Two-View Accumulation as the Primary Training Lever for Hybrid-Capture Gaussian Splatting: A Variance-Decomposition View of When Gradient Surgery Helps

arXiv cs.CV / 5/4/2026

📰 NewsIdeas & Deep AnalysisModels & Research

Key Points

  • Hybrid-capture novel view synthesis with 3D Gaussian Splatting (3DGS) under-trains the minority camera-distance regime, losing 1–3 dB PSNR on five benchmarks compared with a standard 30K/one-view-per-step training setup.
  • Among several compute-matched training modifications, the key factor that closes the gap is a simple structural change: rendering two views per optimizer step, which improves PSNR while other sophisticated gradient-surgery or pairing strategies do not.
  • Experiments show that the specific pairing rule (geometry-defined near/far, random, or active loss-disparity) does not materially affect PSNR beyond randomness across scenes, whereas the two-view accumulation effect consistently matters.
  • The paper introduces a variance-decomposition framework arguing that, in bimodal camera-distance regimes, between-regime gradient variance is small relative to within-regime variance in 3DGS, making variance-reduction from two-view accumulation the dominant benefit.
  • The findings generalize to Scaffold-GS and Pixel-GS backbones and are presented as a clear characterization of which training-side axes change PSNR (and which do not) for hybrid-capture 3DGS.

Abstract

Hybrid-capture novel view synthesis combines images at substantially different camera distances (e.g., aerial drone and ground-level views). Standard 3D Gaussian Splatting (3DGS), trained for 30K iterations with one rendered view per optimizer step, under-fits the minority regime by 1-3 dB on five hybrid-capture benchmarks. We isolate the lever that closes this gap.
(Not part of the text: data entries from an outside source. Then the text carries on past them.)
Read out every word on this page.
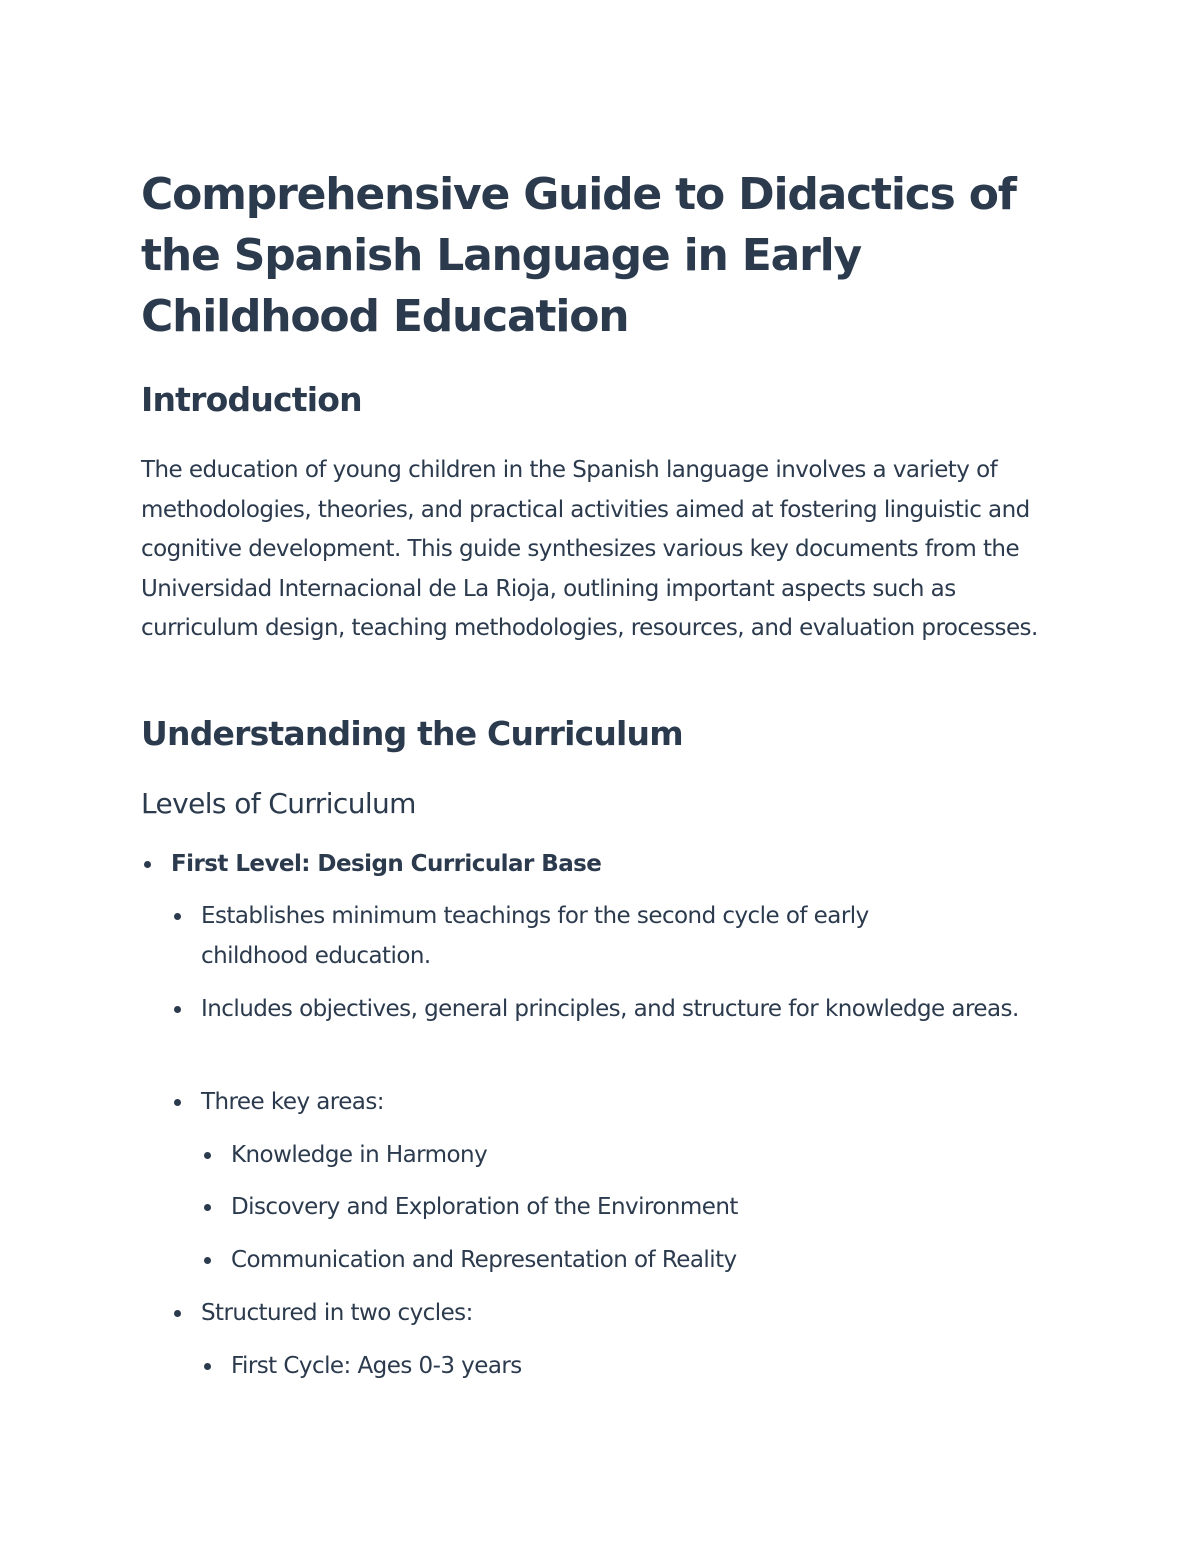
Comprehensive Guide to Didactics of the Spanish Language in Early Childhood Education
Introduction

The education of young children in the Spanish language involves a variety of methodologies, theories, and practical activities aimed at fostering linguistic and cognitive development. This guide synthesizes various key documents from the Universidad Internacional de La Rioja, outlining important aspects such as curriculum design, teaching methodologies, resources, and evaluation processes.

Understanding the Curriculum
Levels of Curriculum
First Level: Design Curricular Base
Establishes minimum teachings for the second cycle of early childhood education.
Includes objectives, general principles, and structure for knowledge areas.
Three key areas:
Knowledge in Harmony
Discovery and Exploration of the Environment
Communication and Representation of Reality
Structured in two cycles:
First Cycle: Ages 0-3 years
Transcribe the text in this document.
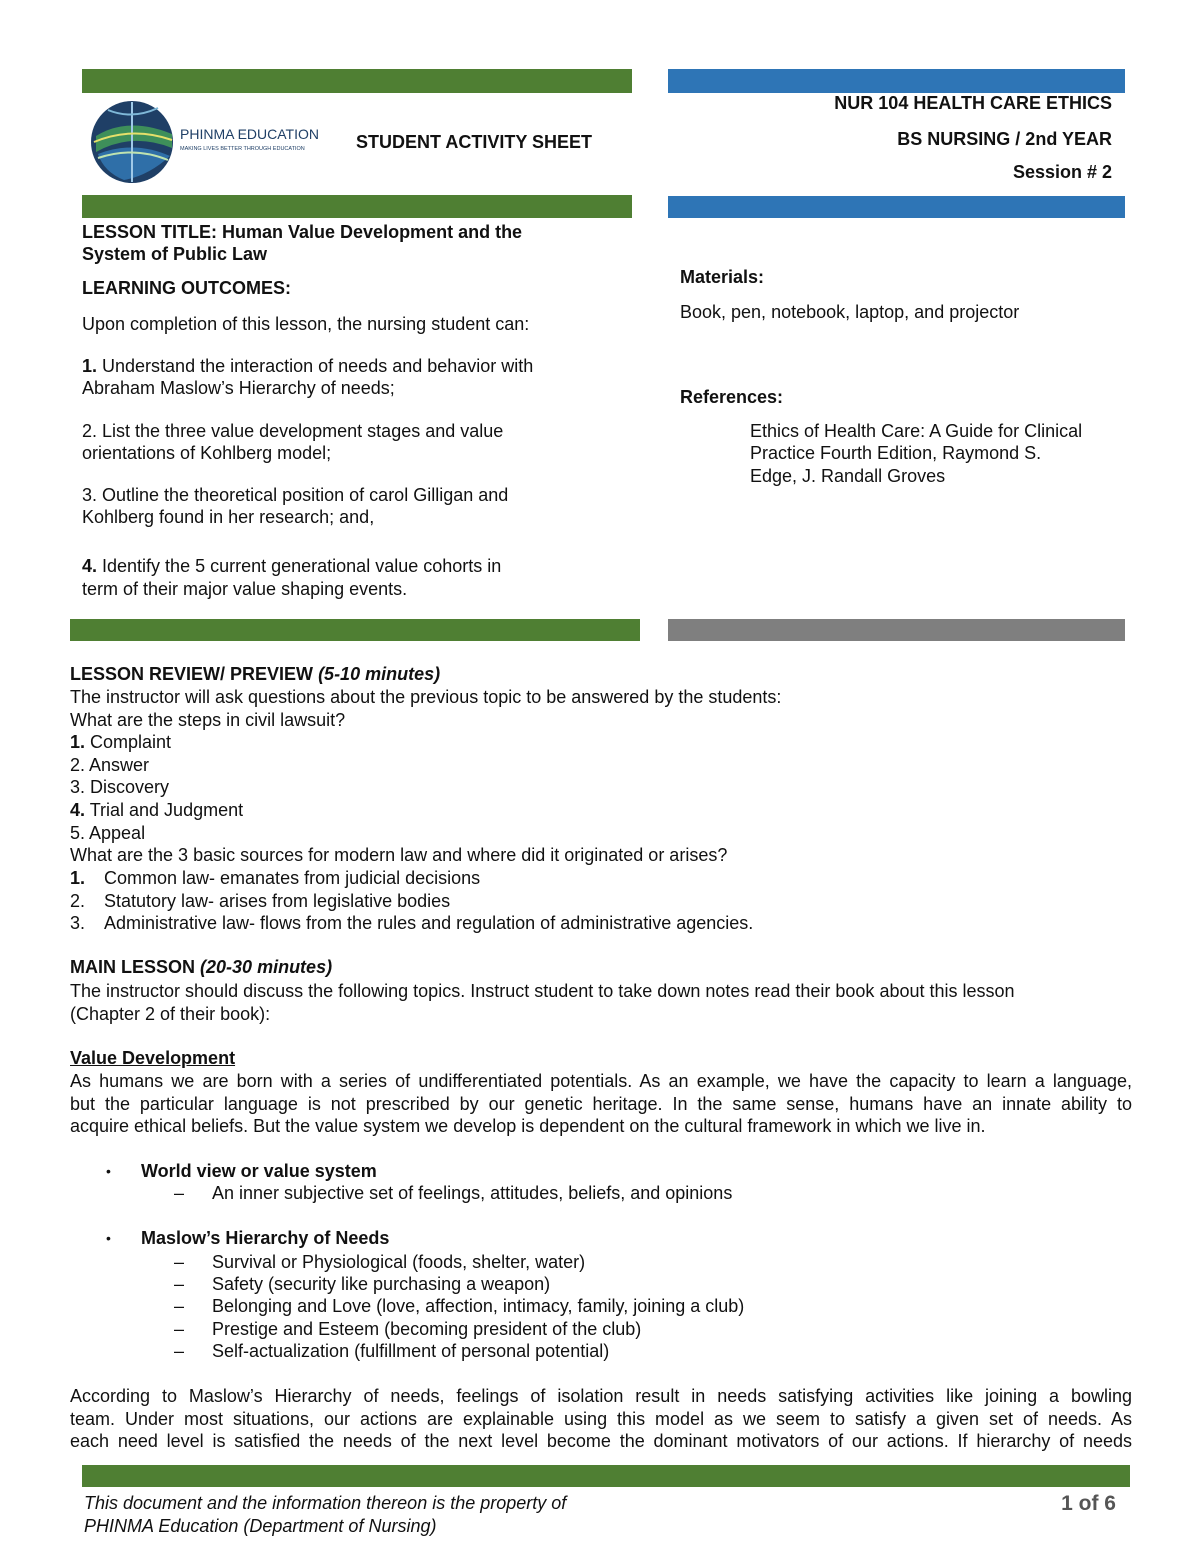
PHINMA EDUCATION
MAKING LIVES BETTER THROUGH EDUCATION	STUDENT ACTIVITY SHEET
NUR 104 HEALTH CARE ETHICS
BS NURSING / 2nd YEAR
Session # 2
LESSON TITLE: Human Value Development and the
System of Public Law
LEARNING OUTCOMES:
Upon completion of this lesson, the nursing student can:
1. Understand the interaction of needs and behavior with
Abraham Maslow’s Hierarchy of needs;
2. List the three value development stages and value
orientations of Kohlberg model;
3. Outline the theoretical position of carol Gilligan and
Kohlberg found in her research; and,
4. Identify the 5 current generational value cohorts in
term of their major value shaping events.
Materials:
Book, pen, notebook, laptop, and projector
References:
Ethics of Health Care: A Guide for Clinical
Practice Fourth Edition, Raymond S.
Edge, J. Randall Groves
LESSON REVIEW/ PREVIEW (5-10 minutes)
The instructor will ask questions about the previous topic to be answered by the students:
What are the steps in civil lawsuit?
1. Complaint
2. Answer
3. Discovery
4. Trial and Judgment
5. Appeal
What are the 3 basic sources for modern law and where did it originated or arises?
1. Common law- emanates from judicial decisions
2. Statutory law- arises from legislative bodies
3. Administrative law- flows from the rules and regulation of administrative agencies.
MAIN LESSON (20-30 minutes)
The instructor should discuss the following topics. Instruct student to take down notes read their book about this lesson
(Chapter 2 of their book):
Value Development
As humans we are born with a series of undifferentiated potentials. As an example, we have the capacity to learn a language,
but the particular language is not prescribed by our genetic heritage. In the same sense, humans have an innate ability to
acquire ethical beliefs. But the value system we develop is dependent on the cultural framework in which we live in.
• World view or value system
– An inner subjective set of feelings, attitudes, beliefs, and opinions
• Maslow’s Hierarchy of Needs
– Survival or Physiological (foods, shelter, water)
– Safety (security like purchasing a weapon)
– Belonging and Love (love, affection, intimacy, family, joining a club)
– Prestige and Esteem (becoming president of the club)
– Self-actualization (fulfillment of personal potential)
According to Maslow’s Hierarchy of needs, feelings of isolation result in needs satisfying activities like joining a bowling
team. Under most situations, our actions are explainable using this model as we seem to satisfy a given set of needs. As
each need level is satisfied the needs of the next level become the dominant motivators of our actions. If hierarchy of needs
This document and the information thereon is the property of
PHINMA Education (Department of Nursing)
1 of 6
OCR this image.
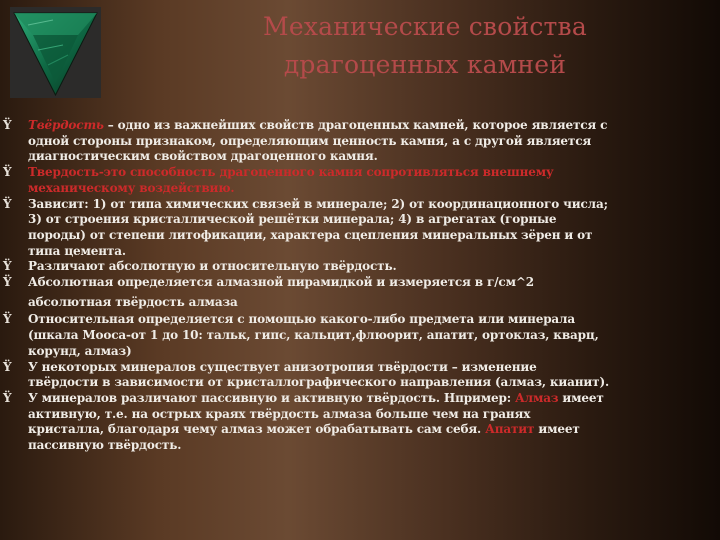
Механические свойства
драгоценных камней
Ÿ Твёрдость – одно из важнейших свойств драгоценных камней, которое является с
одной стороны признаком, определяющим ценность камня, а с другой является
диагностическим свойством драгоценного камня.
Ÿ Твердость-это способность драгоценного камня сопротивляться внешнему
механическому воздействию.
Ÿ Зависит: 1) от типа химических связей в минерале; 2) от координационного числа;
3) от строения кристаллической решётки минерала; 4) в агрегатах (горные
породы) от степени литофикации, характера сцепления минеральных зёрен и от
типа цемента.
Ÿ Различают абсолютную и относительную твёрдость.
Ÿ Абсолютная определяется алмазной пирамидкой и измеряется в г/см^2
абсолютная твёрдость алмаза
Ÿ Относительная определяется с помощью какого-либо предмета или минерала
(шкала Мооса-от 1 до 10: тальк, гипс, кальцит,флюорит, апатит, ортоклаз, кварц,
корунд, алмаз)
Ÿ У некоторых минералов существует анизотропия твёрдости – изменение
твёрдости в зависимости от кристаллографического направления (алмаз, кианит).
Ÿ У минералов различают пассивную и активную твёрдость. Нпример: Алмаз имеет
активную, т.е. на острых краях твёрдость алмаза больше чем на гранях
кристалла, благодаря чему алмаз может обрабатывать сам себя. Апатит имеет
пассивную твёрдость.
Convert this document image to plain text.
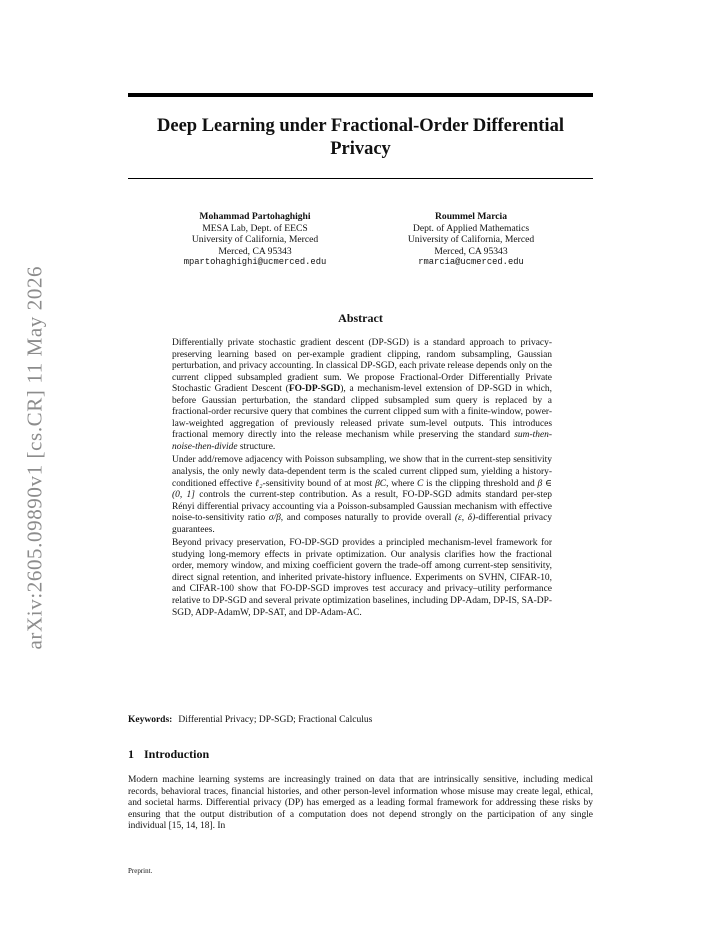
arXiv:2605.09890v1 [cs.CR] 11 May 2026
Deep Learning under Fractional-Order Differential Privacy
Mohammad Partohaghighi
MESA Lab, Dept. of EECS
University of California, Merced
Merced, CA 95343
mpartohaghighi@ucmerced.edu
Roummel Marcia
Dept. of Applied Mathematics
University of California, Merced
Merced, CA 95343
rmarcia@ucmerced.edu
Abstract

Differentially private stochastic gradient descent (DP-SGD) is a standard approach to privacy-preserving learning based on per-example gradient clipping, random subsampling, Gaussian perturbation, and privacy accounting. In classical DP-SGD, each private release depends only on the current clipped subsampled gradient sum. We propose Fractional-Order Differentially Private Stochastic Gradient Descent (FO-DP-SGD), a mechanism-level extension of DP-SGD in which, before Gaussian perturbation, the standard clipped subsampled sum query is replaced by a fractional-order recursive query that combines the current clipped sum with a finite-window, power-law-weighted aggregation of previously released private sum-level outputs. This introduces fractional memory directly into the release mechanism while preserving the standard sum-then-noise-then-divide structure.

Under add/remove adjacency with Poisson subsampling, we show that in the current-step sensitivity analysis, the only newly data-dependent term is the scaled current clipped sum, yielding a history-conditioned effective ℓ₂-sensitivity bound of at most βC, where C is the clipping threshold and β ∈ (0, 1] controls the current-step contribution. As a result, FO-DP-SGD admits standard per-step Rényi differential privacy accounting via a Poisson-subsampled Gaussian mechanism with effective noise-to-sensitivity ratio σ/β, and composes naturally to provide overall (ε, δ)-differential privacy guarantees.

Beyond privacy preservation, FO-DP-SGD provides a principled mechanism-level framework for studying long-memory effects in private optimization. Our analysis clarifies how the fractional order, memory window, and mixing coefficient govern the trade-off among current-step sensitivity, direct signal retention, and inherited private-history influence. Experiments on SVHN, CIFAR-10, and CIFAR-100 show that FO-DP-SGD improves test accuracy and privacy–utility performance relative to DP-SGD and several private optimization baselines, including DP-Adam, DP-IS, SA-DP-SGD, ADP-AdamW, DP-SAT, and DP-Adam-AC.

Keywords: Differential Privacy; DP-SGD; Fractional Calculus
1 Introduction

Modern machine learning systems are increasingly trained on data that are intrinsically sensitive, including medical records, behavioral traces, financial histories, and other person-level information whose misuse may create legal, ethical, and societal harms. Differential privacy (DP) has emerged as a leading formal framework for addressing these risks by ensuring that the output distribution of a computation does not depend strongly on the participation of any single individual [15, 14, 18]. In

Preprint.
Among compute-matched alternatives -- vanilla 60K iterations, magnitude corrections (GradNorm), direction-aware near/far gradient surgery, projective preconditioning, confidence-gated sample-level surgery, and a random two-view-per-step control -- the simplest structural change wins: rendering two views per optimizer step. The pairing rule (geometry-defined near/far, random, or active loss-disparity) does not change PSNR beyond seed variance on any of the five scenes; the structural change of having two views per step does. We propose a variance-decomposition framework that predicts and explains this finding: under bimodal camera regimes, between-regime gradient variance turns out to be small relative to within-regime variance in 3DGS, so structured and random pairings are variance-equivalent in expectation, and the variance halving from two-view accumulation itself is the dominant effect. We verify the framework on five scenes whose camera-altitude bimodality coefficients span [0.55, 1.00], and we report the negative result that direction-aware projection, magnitude correction, confidence gating, and an active loss-disparity pairing all fall within seed variance of random two-view pairing. The two-view structural lever transfers cleanly to the Scaffold-GS and Pixel-GS backbones. We position this work as an honest characterization of which training-side axes do and do not move PSNR for hybrid-capture 3DGS, together with the framework that explains why.